Plasma Micro-Nanotextured, Scratch, Water and Hexadecane Resistant, Superhydrophobic, and Superamphiphobic Polymeric Surfaces with Perfluorinated Monolayers

Superhydrophobic and superamphiphobic toward superoleophobic polymeric surfaces of polymethyl methacrylate (PMMA), polyether ether ketone (PEEK), and polydimethyl siloxane (PDMS) are fabricated in a two-step process: (1) plasma texturing (i.e., ion-enhanced plasma etching with simultaneous roughening), with varying plasma chemistry depending on the polymer, and subsequently (2) grafting of self-assembled perfluorododecyltrichlorosilane monolayers (SAMs). Depending on the absence or not of an etch mask (i.e., colloidal microparticle self-assembly on it), random or ordered hierarchical micro-nanotexturing can be obtained.
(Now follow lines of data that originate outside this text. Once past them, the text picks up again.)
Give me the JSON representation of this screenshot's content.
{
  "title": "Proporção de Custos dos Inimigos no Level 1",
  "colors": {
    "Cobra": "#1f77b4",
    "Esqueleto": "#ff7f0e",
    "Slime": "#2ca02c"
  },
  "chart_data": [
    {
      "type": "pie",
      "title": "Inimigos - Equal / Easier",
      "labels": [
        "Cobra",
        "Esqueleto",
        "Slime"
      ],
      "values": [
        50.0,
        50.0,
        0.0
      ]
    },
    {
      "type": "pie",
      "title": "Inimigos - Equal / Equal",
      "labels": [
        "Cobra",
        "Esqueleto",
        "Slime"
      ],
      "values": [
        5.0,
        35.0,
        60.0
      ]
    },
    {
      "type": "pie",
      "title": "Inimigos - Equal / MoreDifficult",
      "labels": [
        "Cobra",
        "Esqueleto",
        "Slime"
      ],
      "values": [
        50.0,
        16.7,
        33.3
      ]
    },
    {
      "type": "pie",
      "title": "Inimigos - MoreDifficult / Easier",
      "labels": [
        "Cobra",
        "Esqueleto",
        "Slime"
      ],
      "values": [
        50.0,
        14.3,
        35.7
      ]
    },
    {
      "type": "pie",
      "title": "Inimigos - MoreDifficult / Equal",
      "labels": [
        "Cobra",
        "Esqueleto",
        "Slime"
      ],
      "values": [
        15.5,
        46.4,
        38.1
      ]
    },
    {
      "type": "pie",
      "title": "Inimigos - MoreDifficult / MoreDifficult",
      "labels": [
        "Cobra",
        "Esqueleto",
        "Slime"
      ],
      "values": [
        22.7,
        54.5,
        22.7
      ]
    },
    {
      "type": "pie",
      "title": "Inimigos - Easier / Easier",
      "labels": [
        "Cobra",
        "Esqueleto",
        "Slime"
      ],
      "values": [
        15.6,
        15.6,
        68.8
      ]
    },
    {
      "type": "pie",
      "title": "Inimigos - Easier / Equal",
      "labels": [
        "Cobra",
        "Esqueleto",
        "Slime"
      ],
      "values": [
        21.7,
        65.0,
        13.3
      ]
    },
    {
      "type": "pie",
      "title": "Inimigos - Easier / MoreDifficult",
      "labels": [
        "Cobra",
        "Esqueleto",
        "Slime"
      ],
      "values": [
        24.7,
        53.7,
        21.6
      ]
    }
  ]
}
We demonstrate that stable organic monolayers can be grafted onto all these textured polymeric surfaces. After the monolayer deposition, the initially hydrophilic polymeric surfaces become superamphiphobic with static contact angles for water and oils >153°, for hexadecane >142°, and hysteresis <10° for all surfaces. This approach thus provides a simple and generic method to obtain superamphiphobicity on polymers toward superoleophobicity. Hydrolytic and hexadecane immersion tests prove that superamphiphobicity is stable for more than 14 days. We also perform nanoscratch and post nanoscratch tests to prove the scratch resistance of both the texture and the SAM and demonstrate lower coefficient of friction of the SAM compared to the uncoated surface. Scanning electron microscope observation after the nanoscratch tests confirms the scratch resistance of the surfaces.